ELISA Reactivity before and after Treatment with IVIG.*
| Patient No. | ELISA Results | ||||
|---|---|---|---|---|---|
| Before IVIG | After First IVIG Dose | After Second IVIG Dose | After Third IVIG Dose | After Fourth IVIG Dose | |
| OD units | |||||
| Patient 1 | 2.70 | 2.80 | 2.86 | 2.91 | NA |
| Patient 2 | 1.78 | 2.38 | 2.39 | NA | NA |
| Patient 3 | 2.69 | 2.72 | 2.76 | 2.70 | 2.80 |
Results are shown in optical density (OD) units on enzyme-linked immunosorbent assay (ELISA) for IgG, IgA, and IgM antibodies against platelet factor 4 (PF4)–polyanion complexes (reference value, 0.40 OD units) before and after the administration of intravenous immune globulin (IVIG) in the three study patients. No consistent reduction in ELISA reactivity was seen after treatment with IVIG, which indicates that IVIG did not inhibit VITT antibody binding to PF4. The addition of a high level of heparin (100 U per milliliter) inhibited reactivity by more than 90% in all 12 samples tested (not shown in the table). NA denotes not applicable.
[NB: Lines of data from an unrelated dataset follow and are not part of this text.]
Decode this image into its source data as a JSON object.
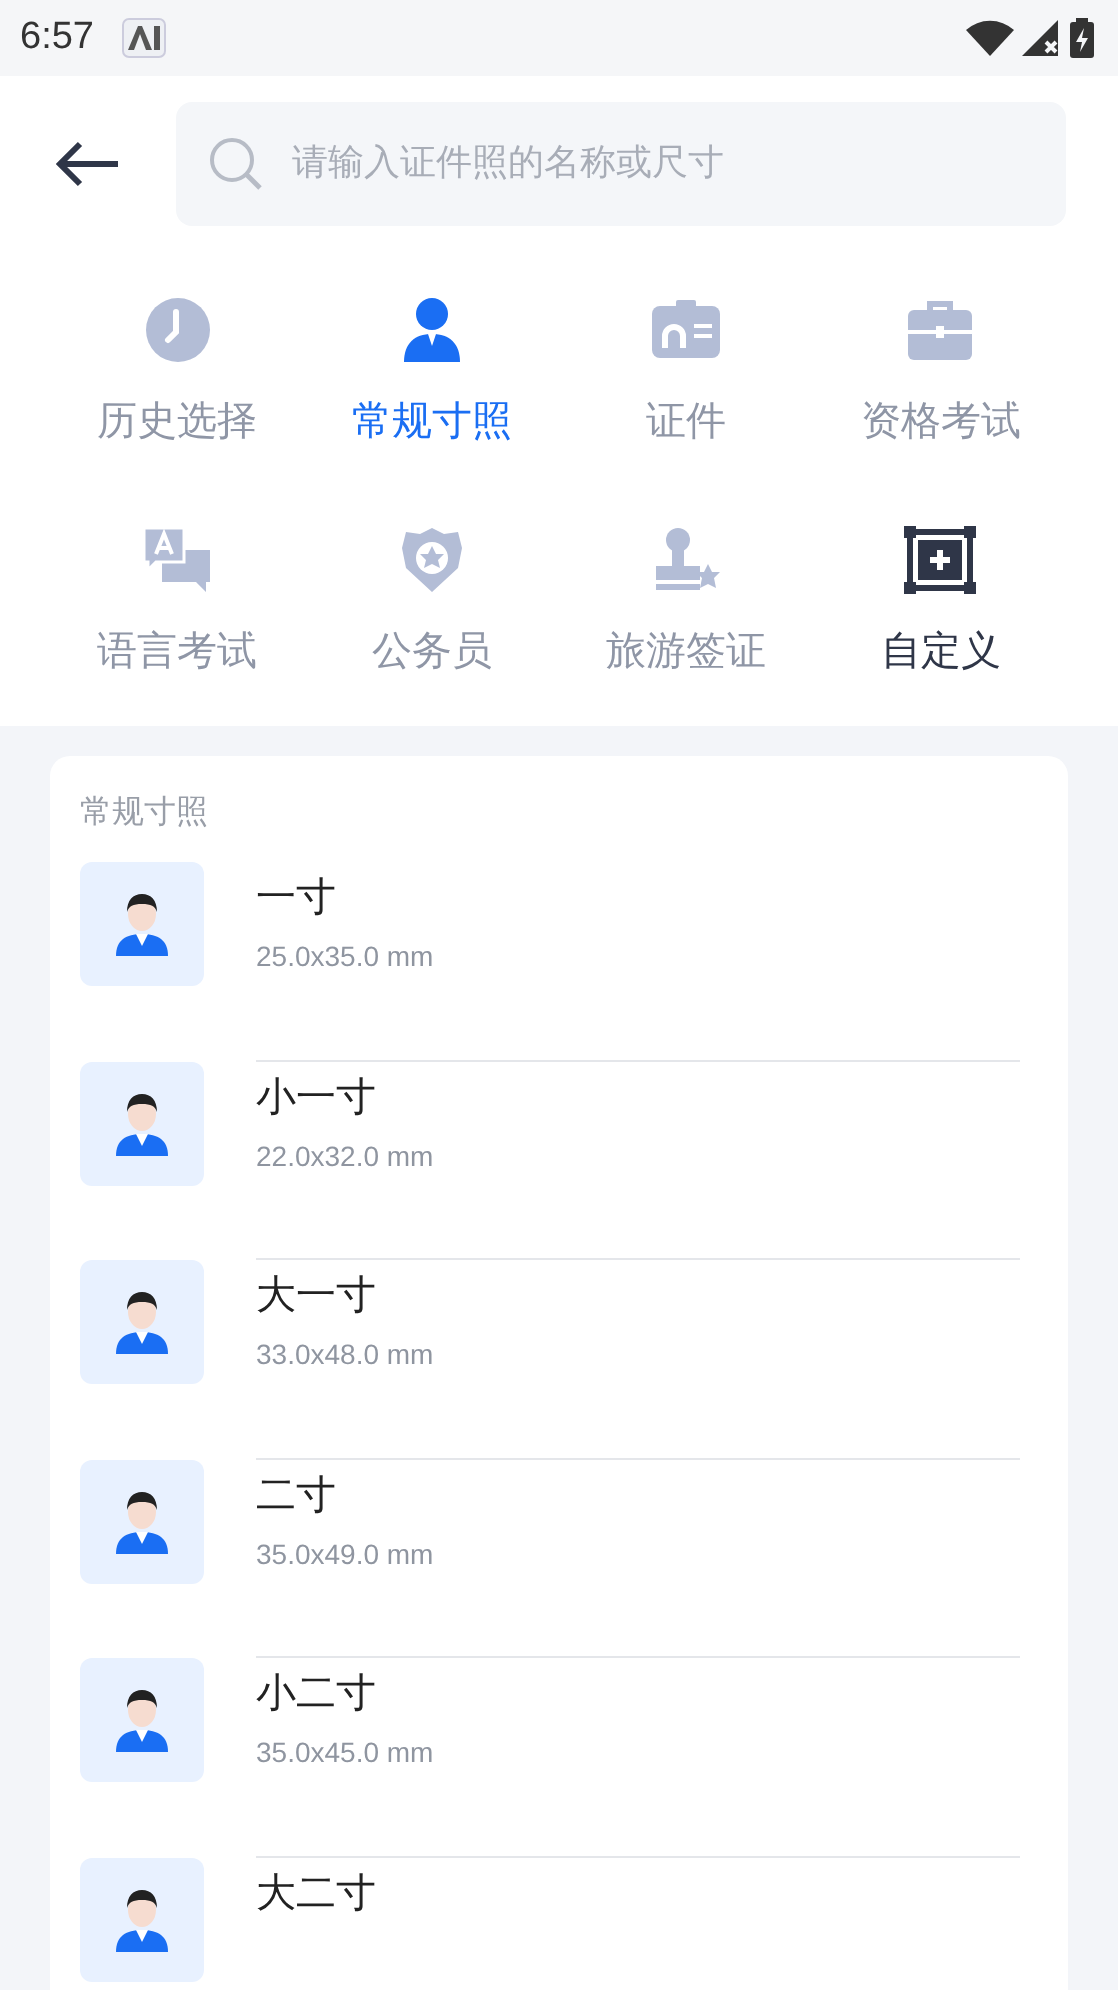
{
  "status_bar": {
    "time": "6:57"
  },
  "search": {
    "placeholder": "请输入证件照的名称或尺寸"
  },
  "categories": [
    {
      "label": "历史选择",
      "kind": "history",
      "selected": false
    },
    {
      "label": "常规寸照",
      "kind": "portrait",
      "selected": true
    },
    {
      "label": "证件",
      "kind": "id",
      "selected": false
    },
    {
      "label": "资格考试",
      "kind": "exam",
      "selected": false
    },
    {
      "label": "语言考试",
      "kind": "language",
      "selected": false
    },
    {
      "label": "公务员",
      "kind": "civil",
      "selected": false
    },
    {
      "label": "旅游签证",
      "kind": "visa",
      "selected": false
    },
    {
      "label": "自定义",
      "kind": "custom",
      "selected": false
    }
  ],
  "section": {
    "title": "常规寸照",
    "items": [
      {
        "name": "一寸",
        "size": "25.0x35.0 mm"
      },
      {
        "name": "小一寸",
        "size": "22.0x32.0 mm"
      },
      {
        "name": "大一寸",
        "size": "33.0x48.0 mm"
      },
      {
        "name": "二寸",
        "size": "35.0x49.0 mm"
      },
      {
        "name": "小二寸",
        "size": "35.0x45.0 mm"
      },
      {
        "name": "大二寸"
      }
    ]
  }
}
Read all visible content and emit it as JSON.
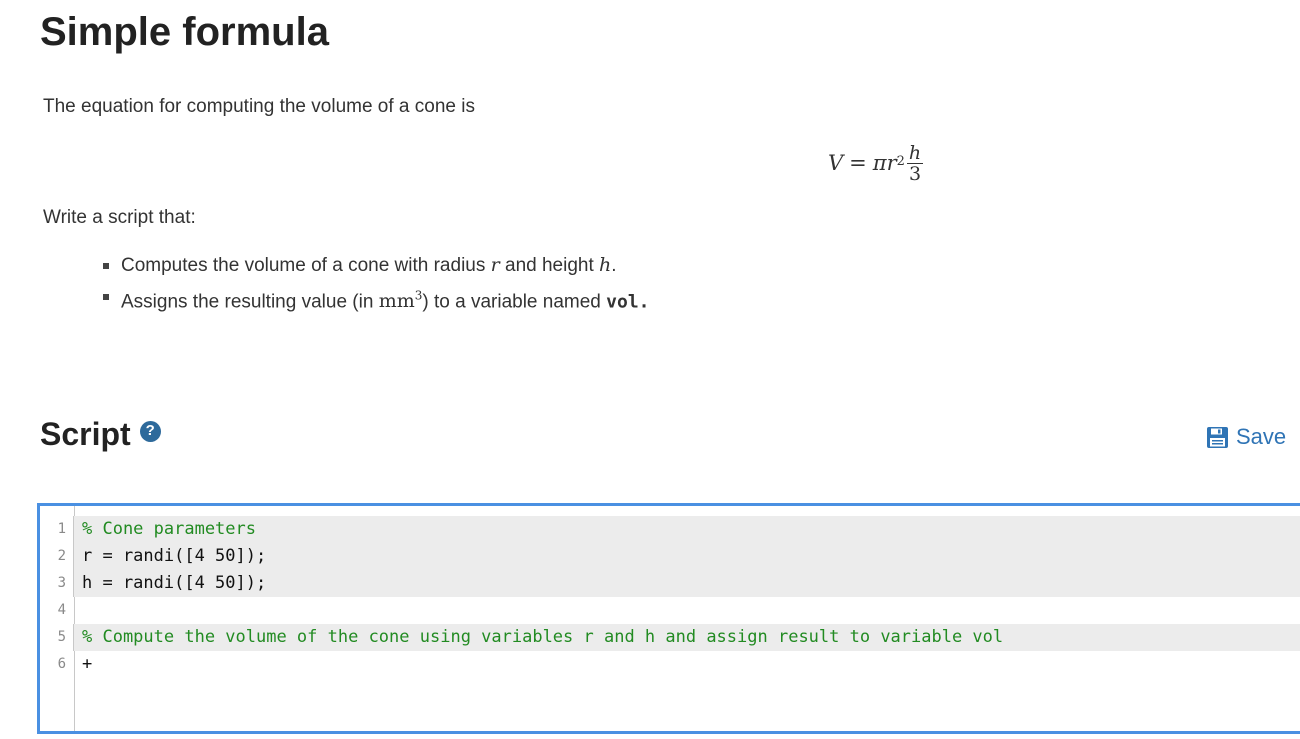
{
  "title": "Simple formula",
  "intro": "The equation for computing the volume of a cone is",
  "equation": {
    "lhs": "V",
    "equals": "=",
    "pi": "π",
    "r": "r",
    "exponent": "2",
    "numerator": "h",
    "denominator": "3"
  },
  "write_label": "Write a script that:",
  "bullets": [
    {
      "before": "Computes the volume of a cone with radius",
      "var1": "r",
      "middle": "and height",
      "var2": "h",
      "end": "."
    },
    {
      "before": "Assigns the resulting value (in",
      "unit": "mm",
      "unit_exp": "3",
      "after": ") to a variable named",
      "varname": "vol."
    }
  ],
  "script_heading": "Script",
  "help_icon": {
    "glyph": "?",
    "name": "help-icon"
  },
  "save_label": "Save",
  "colors": {
    "accent": "#2f74b5",
    "editor_border": "#4a90e2",
    "comment": "#228b22"
  },
  "editor": {
    "lines": [
      {
        "number": "1",
        "text": "% Cone parameters"
      },
      {
        "number": "2",
        "text": "r = randi([4 50]);"
      },
      {
        "number": "3",
        "text": "h = randi([4 50]);"
      },
      {
        "number": "4",
        "text": ""
      },
      {
        "number": "5",
        "text": "% Compute the volume of the cone using variables r and h and assign result to variable vol"
      },
      {
        "number": "6",
        "text": "+"
      }
    ]
  }
}
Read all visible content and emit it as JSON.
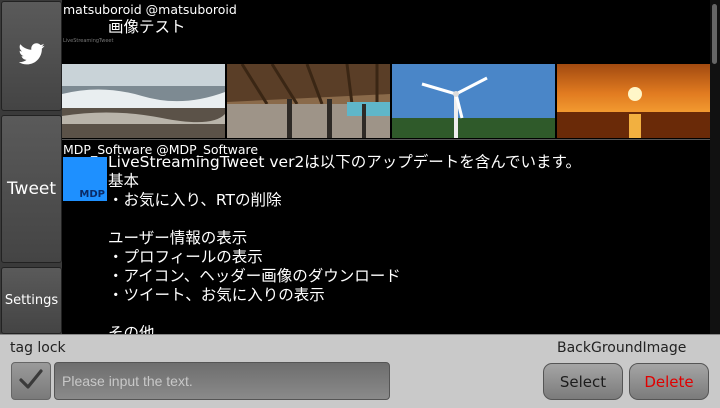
{
  "sidebar": {
    "twitter_icon": "twitter-bird-icon",
    "tweet_label": "Tweet",
    "settings_label": "Settings"
  },
  "timeline": {
    "tweets": [
      {
        "author": "matsuboroid @matsuboroid",
        "text": "画像テスト",
        "avatar_text": "LiveStreamingTweet",
        "media": [
          "beach-waves-photo",
          "pier-underside-photo",
          "wind-turbine-photo",
          "sunset-sea-photo"
        ]
      },
      {
        "author": "MDP_Software @MDP_Software",
        "avatar_label": "MDP",
        "text": "LiveStreamingTweet ver2は以下のアップデートを含んでいます。\n基本\n・お気に入り、RTの削除\n\nユーザー情報の表示\n・プロフィールの表示\n・アイコン、ヘッダー画像のダウンロード\n・ツイート、お気に入りの表示\n\nその他"
      }
    ]
  },
  "bottom_bar": {
    "tag_lock_label": "tag lock",
    "background_label": "BackGroundImage",
    "input_placeholder": "Please input the text.",
    "select_label": "Select",
    "delete_label": "Delete",
    "colors": {
      "delete_text": "#e00000",
      "avatar_blue": "#1e90ff"
    }
  }
}
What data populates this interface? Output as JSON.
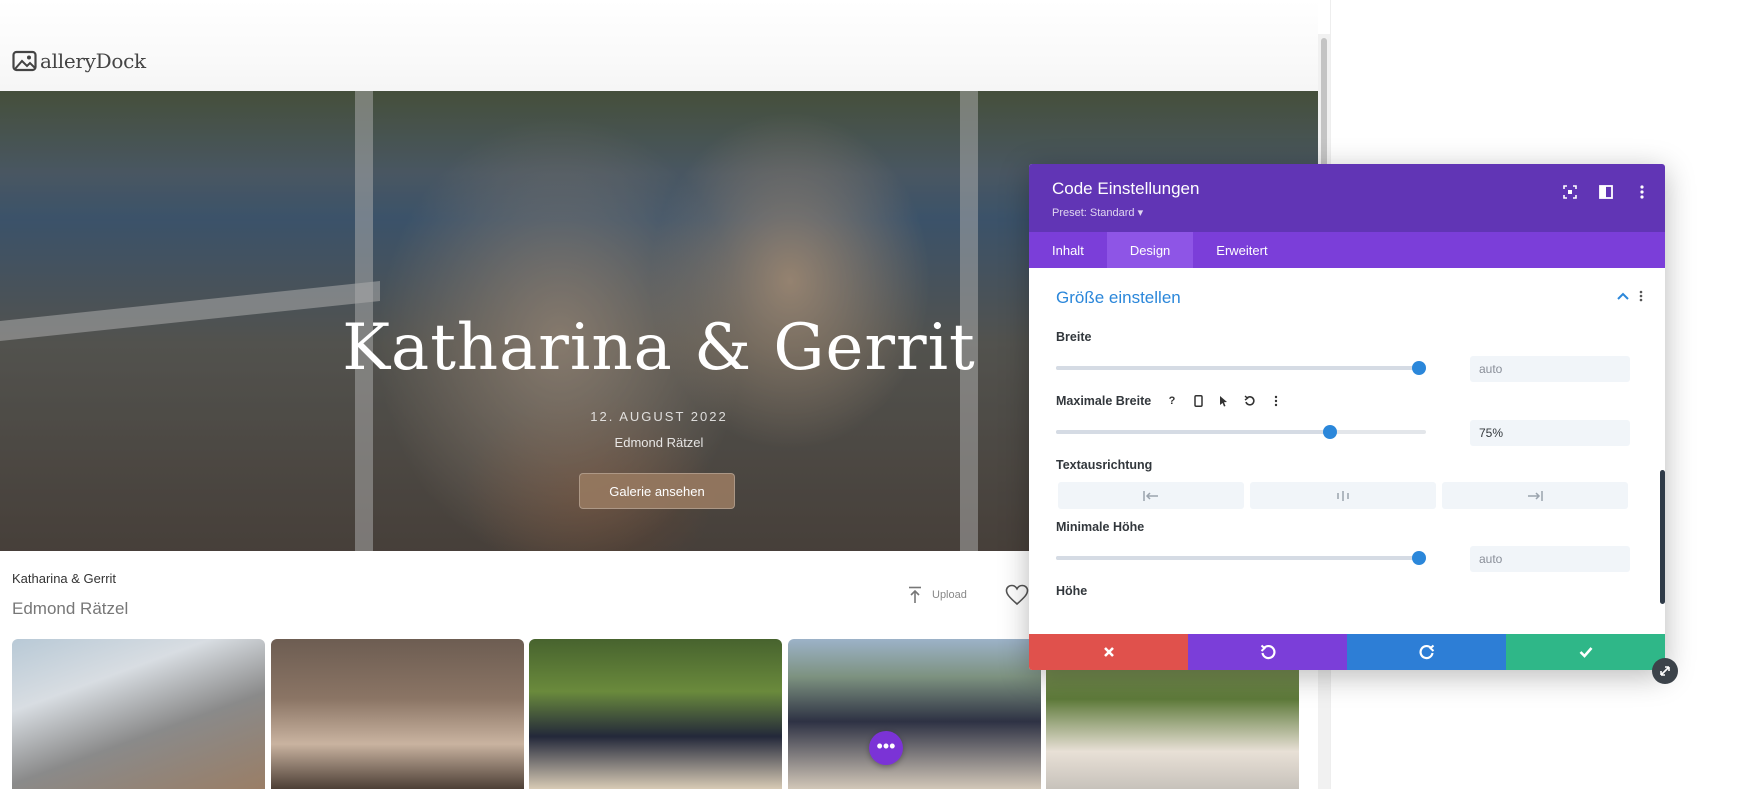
{
  "site": {
    "logo_text": "alleryDock",
    "hero": {
      "title": "Katharina & Gerrit",
      "date": "12. AUGUST 2022",
      "photographer": "Edmond Rätzel",
      "button_label": "Galerie ansehen"
    },
    "gallery": {
      "title": "Katharina & Gerrit",
      "subtitle": "Edmond Rätzel",
      "upload_label": "Upload"
    },
    "thumbnails": [
      "photo-1",
      "photo-2",
      "photo-3",
      "photo-4",
      "photo-5"
    ],
    "fab_label": "•••"
  },
  "panel": {
    "title": "Code Einstellungen",
    "preset": "Preset: Standard ▾",
    "tabs": [
      {
        "label": "Inhalt",
        "active": false
      },
      {
        "label": "Design",
        "active": true
      },
      {
        "label": "Erweitert",
        "active": false
      }
    ],
    "section_title": "Größe einstellen",
    "fields": {
      "width": {
        "label": "Breite",
        "value": "auto",
        "slider": 0.98
      },
      "max_width": {
        "label": "Maximale Breite",
        "value": "75%",
        "slider": 0.74
      },
      "text_align": {
        "label": "Textausrichtung"
      },
      "min_height": {
        "label": "Minimale Höhe",
        "value": "auto",
        "slider": 0.98
      },
      "height": {
        "label": "Höhe"
      }
    },
    "footer": {
      "cancel_icon": "close-icon",
      "undo_icon": "undo-icon",
      "redo_icon": "redo-icon",
      "save_icon": "check-icon"
    }
  },
  "colors": {
    "panel_header": "#6135b5",
    "panel_tabs": "#7b3ed9",
    "accent_blue": "#2b87da",
    "cancel_red": "#e0514c",
    "save_green": "#2fb788",
    "hero_button": "#96785f"
  }
}
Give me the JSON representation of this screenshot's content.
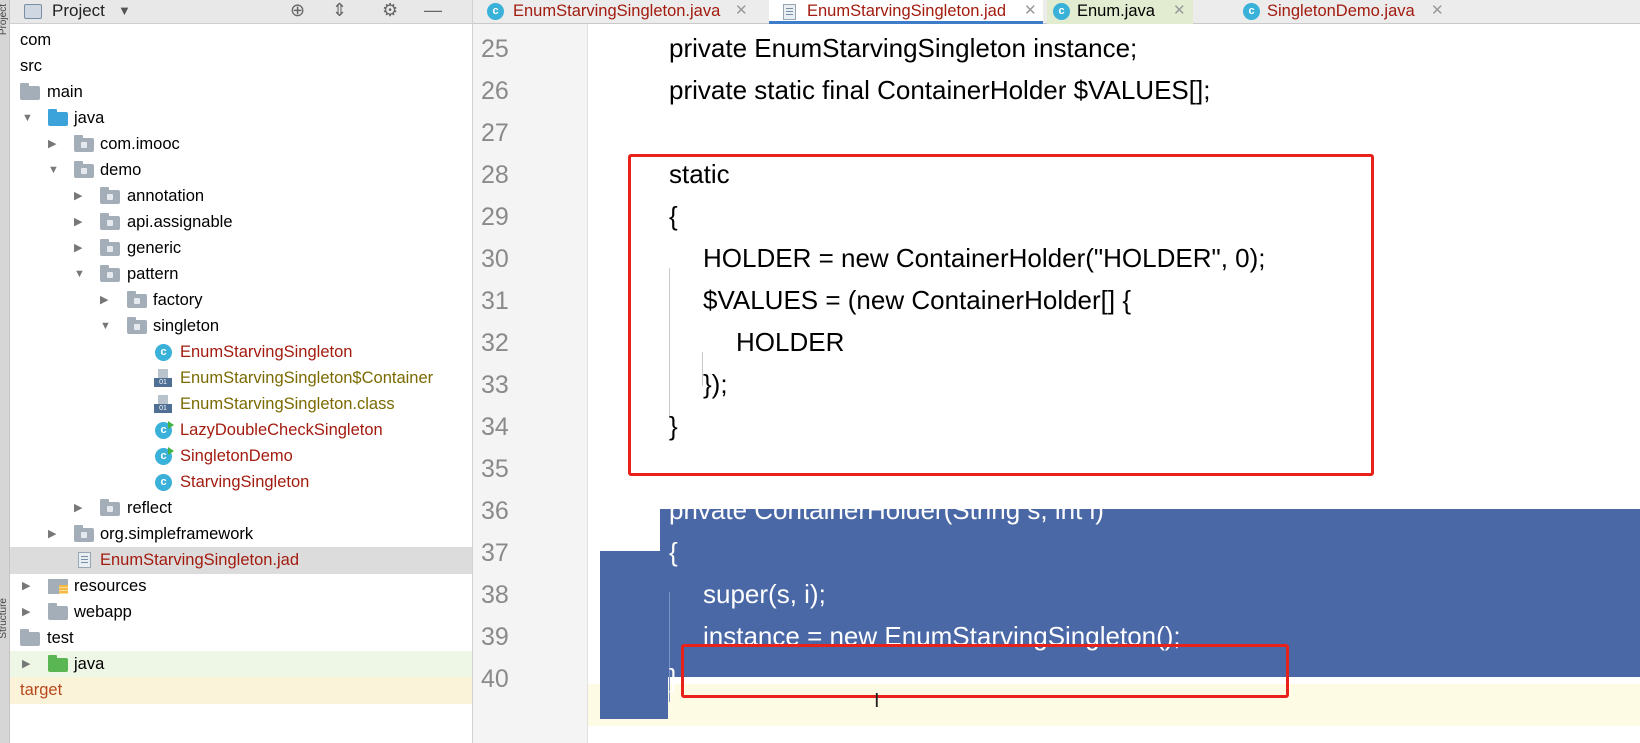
{
  "sidebar_strip": {
    "top_label": "Project",
    "bottom_label": "Structure"
  },
  "project_panel": {
    "title": "Project",
    "tree": [
      {
        "label": "com",
        "color": "#7a6a00"
      },
      {
        "label": "src",
        "color": "#000000"
      },
      {
        "label": "main",
        "color": "#000000"
      },
      {
        "label": "java",
        "color": "#000000"
      },
      {
        "label": "com.imooc",
        "color": "#000000"
      },
      {
        "label": "demo",
        "color": "#000000"
      },
      {
        "label": "annotation",
        "color": "#000000"
      },
      {
        "label": "api.assignable",
        "color": "#000000"
      },
      {
        "label": "generic",
        "color": "#000000"
      },
      {
        "label": "pattern",
        "color": "#000000"
      },
      {
        "label": "factory",
        "color": "#000000"
      },
      {
        "label": "singleton",
        "color": "#000000"
      },
      {
        "label": "EnumStarvingSingleton",
        "color": "#a21b0f"
      },
      {
        "label": "EnumStarvingSingleton$Container",
        "color": "#7a6a00"
      },
      {
        "label": "EnumStarvingSingleton.class",
        "color": "#7a6a00"
      },
      {
        "label": "LazyDoubleCheckSingleton",
        "color": "#a21b0f"
      },
      {
        "label": "SingletonDemo",
        "color": "#a21b0f"
      },
      {
        "label": "StarvingSingleton",
        "color": "#a21b0f"
      },
      {
        "label": "reflect",
        "color": "#000000"
      },
      {
        "label": "org.simpleframework",
        "color": "#000000"
      },
      {
        "label": "EnumStarvingSingleton.jad",
        "color": "#a21b0f"
      },
      {
        "label": "resources",
        "color": "#000000"
      },
      {
        "label": "webapp",
        "color": "#000000"
      },
      {
        "label": "test",
        "color": "#000000"
      },
      {
        "label": "java",
        "color": "#000000"
      },
      {
        "label": "target",
        "color": "#b8481b"
      }
    ]
  },
  "tabs": [
    {
      "label": "EnumStarvingSingleton.java",
      "color": "#a21b0f"
    },
    {
      "label": "EnumStarvingSingleton.jad",
      "color": "#a21b0f"
    },
    {
      "label": "Enum.java",
      "color": "#000000"
    },
    {
      "label": "SingletonDemo.java",
      "color": "#a21b0f"
    }
  ],
  "editor": {
    "line_numbers": [
      "25",
      "26",
      "27",
      "28",
      "29",
      "30",
      "31",
      "32",
      "33",
      "34",
      "35",
      "36",
      "37",
      "38",
      "39",
      "40"
    ],
    "lines": [
      "private EnumStarvingSingleton instance;",
      "private static final ContainerHolder $VALUES[];",
      "",
      "static",
      "{",
      "HOLDER = new ContainerHolder(\"HOLDER\", 0);",
      "$VALUES = (new ContainerHolder[] {",
      "HOLDER",
      "});",
      "}",
      "",
      "private ContainerHolder(String s, int i)",
      "{",
      "super(s, i);",
      "instance = new EnumStarvingSingleton();",
      "}"
    ]
  },
  "colors": {
    "selection": "#4a67a6",
    "annotation": "#e8211b",
    "active_tab_underline": "#3d7cc9"
  }
}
Figure 2Results of Platelet-Activation Assays.
Panel A shows the results of a conventional platelet-activation assay for heparin-induced thrombocytopenia (a serotonin-release assay) in the three study patients. Platelet activation was inhibited in serum obtained from the three patients after treatment with IVIG. Panel B shows the results of a modified platelet-activation assay to detect VITT antibodies reactive against platelet factor 4 (PF4) in the three patients. Variable levels of inhibition of PF4-enhanced serotonin release were seen in patients’ serum obtained after treatment with IVIG. Complete inhibition was seen with the addition of FcγIIa receptor–blocking monoclonal antibody (IV.3) or the addition of IVIG at a concentration of 10 mg per milliliter.